Published in final edited form as: Annu Rev Chem Biomol Eng. 2023 Mar 14;14:217–241. doi: 10.1146/annurev-chembioeng-101121-084508

Figure 4. Microbial disruption of the classical complement cascade by recruiting inhibitors or degrading complement proteins.

Figure 4.

Key steps of the classical pathway of antibody activation shown: (1) the complement proteins C1q and then C1r and C1s bind the microbial surface or IgG/ IgM to form the C1 complex; (2) this cleaves C2 and C4 to produce C4b and C2a which form the C3 convertase; (3) this cleaves C3 to release C3a and deposit C3b covalently on the cell surface; (4) when C3b levels are high, it joins the C3 convertase to form the C5 convertase and deposit C5b on the surface; (5) components C6, C7, C8 and C9 join C5b to form the membrane attack complex and lyse the target cell.

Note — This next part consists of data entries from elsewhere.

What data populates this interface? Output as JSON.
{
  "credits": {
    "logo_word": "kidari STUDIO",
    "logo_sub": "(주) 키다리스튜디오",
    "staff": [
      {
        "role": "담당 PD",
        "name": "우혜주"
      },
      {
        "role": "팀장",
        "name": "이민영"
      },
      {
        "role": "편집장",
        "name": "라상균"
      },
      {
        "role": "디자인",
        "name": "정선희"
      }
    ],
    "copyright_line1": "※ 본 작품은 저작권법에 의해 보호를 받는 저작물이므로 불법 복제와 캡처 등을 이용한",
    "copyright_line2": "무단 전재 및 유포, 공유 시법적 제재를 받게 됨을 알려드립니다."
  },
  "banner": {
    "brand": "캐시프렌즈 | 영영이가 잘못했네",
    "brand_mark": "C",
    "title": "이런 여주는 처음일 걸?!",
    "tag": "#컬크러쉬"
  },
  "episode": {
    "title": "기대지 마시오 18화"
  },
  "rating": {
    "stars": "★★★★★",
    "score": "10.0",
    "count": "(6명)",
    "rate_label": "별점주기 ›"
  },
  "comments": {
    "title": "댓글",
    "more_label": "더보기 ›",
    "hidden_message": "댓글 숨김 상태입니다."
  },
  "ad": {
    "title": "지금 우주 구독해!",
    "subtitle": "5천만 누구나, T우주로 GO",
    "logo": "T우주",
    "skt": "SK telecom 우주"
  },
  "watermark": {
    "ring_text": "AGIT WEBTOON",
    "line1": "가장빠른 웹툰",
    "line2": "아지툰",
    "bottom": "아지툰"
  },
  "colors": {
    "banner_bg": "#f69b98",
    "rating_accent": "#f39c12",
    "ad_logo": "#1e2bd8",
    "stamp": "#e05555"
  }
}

The lectin pathway follows a similar cascade but is initiated by the mannose binding lectin complex which recruits C1q, while the alternate pathway results from spontaneous C3 cleavage and C3b deposition to join the cascade at the C3 convertase step using an alternate C3b/Bb complex. Many of these steps can be inhibited by pathogen components, including proteins that bind or cleave the antibody Fc to inhibit C1q recruitment (e.g., protein A, staphylokinase); proteins that recruit host complement regulators (e.g., the Neisseria factor H binding protein [fHBP] which recruits factor H [fH] and B. pertussis Vag8 which recruits C1 inhibitor [C1inh]) and enzymes that degrade complement components (e.g., staphylokinase depletion of C3 away from the microbial surface). Engineering efforts to overcome these strategies include use of Hexabodies whose altered Fc domains favor hexamerization and C1q binding, antibodies altered to resist capture by Fc binding proteins or cleavage by bacterial proteases and antibodies that target microbial evasion proteins to block their functions.